Die Corona-Krise zeigt deutlich, dass die Qualität der Gesundheitssysteme und die internationalen Koordinationsmechanismen zur schnellen Eindämmung und Bekämpfung einer Pandemie nicht ausreichend sind. Die internationale Staatengemeinschaft muss nun mit Hochdruck daran arbeiten, diese Defizite im Gesundheitsbereich zu beseitigen. Für die dringend benötigten Verbesserungen müssen erhebliche Investitionen getätigt werden.
Woher genau die Mittel kommen und wie die Investitionen im Einzelnen finanziert werden sollen, ist noch unklar. Die Geberländer haben bis jetzt nur Mittel umgeschichtet, aber noch keine neuen Mittel zugesagt. Die Corona-Hilfspakete konzentrieren sich überwiegend auf die Ankurbelung der Wirtschaft. Wie die Gesundheitssysteme nach Corona aussehen werden und welche Maßnahmen zur Vermeidung von zukünftigen Pandemien weltweit implementiert werden, ist noch unklar. Die Nachfrage nach Gesundheitsprodukten und -dienstleistungen wird jedoch ansteigen.
So zählen schon jetzt die überwiegend in China ansässigen Hersteller von Personeller Schutzausrüstung (PSA) und Hygieneartikeln zu den Krisengewinnern.
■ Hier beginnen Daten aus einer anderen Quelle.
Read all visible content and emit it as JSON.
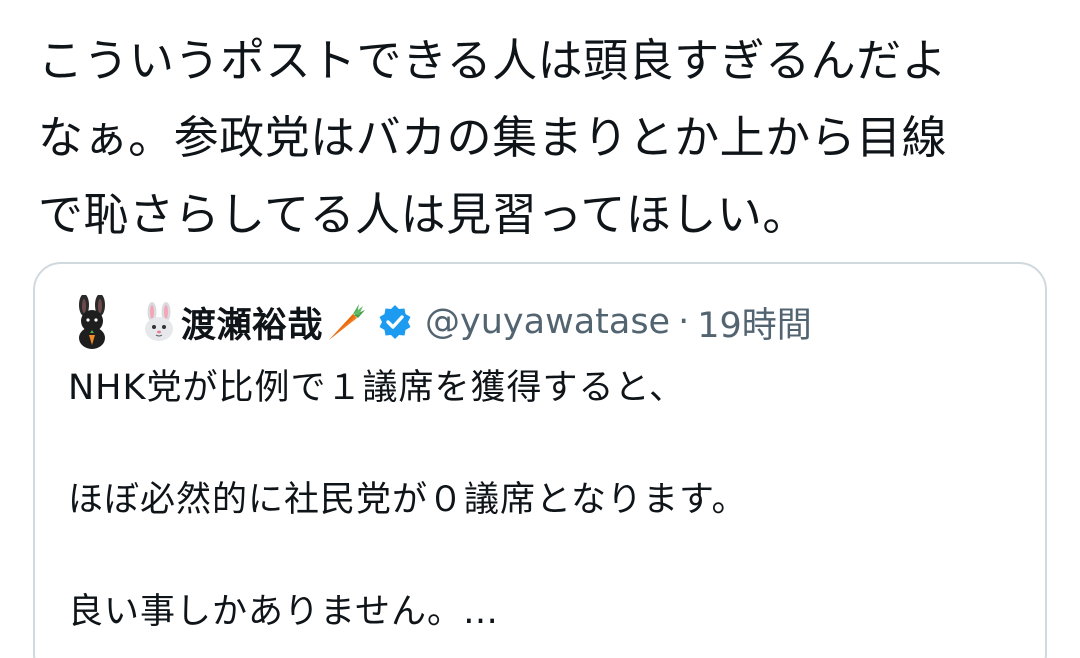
{
  "post": {
    "lines": [
      "こういうポストできる人は頭良すぎるんだよ",
      "なぁ。参政党はバカの集まりとか上から目線",
      "で恥さらしてる人は見習ってほしい。"
    ]
  },
  "quoted_post": {
    "author_name": "渡瀬裕哉",
    "author_handle": "@yuyawatase",
    "separator": "·",
    "time": "19時間",
    "avatar_icon": "rabbit-silhouette-avatar",
    "name_icons": [
      "rabbit-face-icon",
      "carrot-icon",
      "verified-badge-icon"
    ],
    "paragraphs": [
      "NHK党が比例で１議席を獲得すると、",
      "ほぼ必然的に社民党が０議席となります。",
      "良い事しかありません。…"
    ],
    "colors": {
      "verified": "#1d9bf0",
      "secondary_text": "#536471",
      "border": "#cfd9de"
    }
  }
}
Ferner ist zu erwarten, dass in der digitalen Gesundheitswirtschaft die Bereiche Diagnostik, Telemedizin und E-Health-Anwendungen besonders profitieren. Daraus ergeben sich gerade für die deutsche Gesundheitswirtschaft vermehrt internationale Geschäftschancen in Industrie- sowie in Entwicklungs- und Schwellenländern. Auch Automatisierungslösungen wie bargeldloses Bezahlen und „touchless“-Geräte werden gefragt sein.
Deutsche Unternehmen der Gesundheitswirtschaft unterstützt das Bundesministerium für Wirtschaft und Energie (BMWi) mit der "Exportinitiative Gesundheitswirtschaft" bei ihrem Auslandsgeschäft.
Die Exportinitiative ist bei Germany Trade & Invest (GTAI) angesiedelt und die GTAI hat sich die digitale Gesundheitswirtschaft als einen Schwerpunkt gesetzt und analysiert in einer Reihe von Länderberichten die Marktchancen und den Wettbewerb in digitalen Gesundheitsmärkten.
Außerdem informiert Germany Trade & Invest tagesaktuell über Ausschreibungen internationaler Geberorganisationen im Gesundheitsbereich wie beispielsweise der Weltbank oder der Europäischen Union (EU).